You'll have to tune in tonight to discover the outcome of the race. Suffice to say, Mark came back in one piece in February of last year, with a fresh perspective on life. He was making plans to get into radio and other media, and to expand his motivational business. He followed the South Pole race with other physical challenges -- including becoming the first blind man to co-skipper a boat in the 1,400-mile Round-Ireland Yacht Race in June of this year.
He had also made a very personal decision while at the South Pole: to propose to his girlfriend Simone. His Norwegian team-mate Inge had warned all the competitors to not act immediately on any major vows they made to themselves during the mentally-challenging conditions of the race.
"So I waited until November to ask Simone. I phoned Inge to tell him then and he said, 'Jeez, I was only talking about a couple of weeks to calm down, I didn't mean nine months!'"
The couple had been due to marry on this August Bank Holiday weekend, something Mark says has been "postponed, not cancelled".
Three weeks before, on July 2, Mark was attending the Royal Rowing Regatta in Henley, England, when he fell from a second-storey window in the house where he was staying. It is not yet clear if he was sleepwalking or disoriented as he made his way to a bathroom that night: all he remembers is being on the ground below.
"Apparently I was trying to get up and I remember hearing Brendan Smyth, the rower I did the Commonwealth Games with, saying, 'It'll be alright, it'll be alright, just stay lying down'."
His parents and Simone were at his bedside the day after the accident and have been there since as he moved from weeks of morphine-hazed consciousness to delicate surgery to stabilise his back.
He is now rehabilitating in Stoke Mandeville hospital in Buckinghamshire, a centre for spinal injuries in the UK. His doctors have no long-term prognosis on whether he will walk again and Mark is undergoing exhausting physiotherapy sessions, trying to build up his strength to be able to sit in a wheelchair for more than an hour or two at a time.
"At times I do feel unlucky," he says. "Then I think I really could have died in the first couple of weeks after the accident.
"We met a guy last night who is two years down the line from getting a wheelchair. He used to be a professional moto-cross rider and he's back out working, he's a mechanic, and doing all sorts of sports and living his life independently. On one hand, you think, 'Well, that's great, one small step at a time', and I can be happy and positive.
"But then you start thinking, 'I don't want to be a happy person in a wheelchair'."
One consolation to him is that TV viewers will be able to see him at his finest in tonight's documentary.
He didn't want his accident to change anything about the film -- especially not the title, Blind Man Walking, which he came up with for director Ross Whitaker, and which now seems particularly poignant.

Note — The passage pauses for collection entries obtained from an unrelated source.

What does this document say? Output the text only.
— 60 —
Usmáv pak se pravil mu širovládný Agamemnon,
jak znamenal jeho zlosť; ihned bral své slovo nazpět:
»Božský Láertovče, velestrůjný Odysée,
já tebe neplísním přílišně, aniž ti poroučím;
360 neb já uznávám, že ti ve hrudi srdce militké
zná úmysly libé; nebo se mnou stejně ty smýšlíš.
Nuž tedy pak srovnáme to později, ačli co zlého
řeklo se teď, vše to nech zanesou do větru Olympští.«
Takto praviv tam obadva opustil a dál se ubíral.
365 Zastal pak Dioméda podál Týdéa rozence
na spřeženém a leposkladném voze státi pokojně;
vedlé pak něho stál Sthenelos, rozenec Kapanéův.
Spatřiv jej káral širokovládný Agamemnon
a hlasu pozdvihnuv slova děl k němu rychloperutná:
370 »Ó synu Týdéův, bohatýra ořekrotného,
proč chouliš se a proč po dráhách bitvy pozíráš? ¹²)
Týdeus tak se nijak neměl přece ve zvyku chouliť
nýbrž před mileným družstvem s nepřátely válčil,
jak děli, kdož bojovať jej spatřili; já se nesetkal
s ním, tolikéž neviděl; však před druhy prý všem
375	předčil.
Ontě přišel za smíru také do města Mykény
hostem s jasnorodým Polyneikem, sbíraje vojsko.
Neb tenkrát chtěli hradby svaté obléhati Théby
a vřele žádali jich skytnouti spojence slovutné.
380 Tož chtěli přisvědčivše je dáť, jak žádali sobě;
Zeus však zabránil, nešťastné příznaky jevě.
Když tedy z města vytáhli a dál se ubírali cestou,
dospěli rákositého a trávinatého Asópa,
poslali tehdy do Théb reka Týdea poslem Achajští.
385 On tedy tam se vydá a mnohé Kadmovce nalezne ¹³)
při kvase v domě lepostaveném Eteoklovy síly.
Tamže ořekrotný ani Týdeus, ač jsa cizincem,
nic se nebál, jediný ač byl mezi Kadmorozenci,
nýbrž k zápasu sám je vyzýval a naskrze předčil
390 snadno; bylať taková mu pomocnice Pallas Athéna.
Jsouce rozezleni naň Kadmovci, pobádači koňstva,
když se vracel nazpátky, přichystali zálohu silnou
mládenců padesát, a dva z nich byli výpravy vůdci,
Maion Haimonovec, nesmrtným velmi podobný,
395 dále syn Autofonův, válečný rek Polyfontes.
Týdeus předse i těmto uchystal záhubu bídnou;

'I didn't want to change it because of this accident," he says. "The great thing about the film is that it captures a time when I was feeling very content and had buried the demons of my blindness after going to the South Pole. Trusting Ross to tell the real story has allowed me to have a record of one of the most positive times of my life.
"It didn't feel like a short-term champagne-popping experience: achieving the South Pole gave me a long-lasting contentment."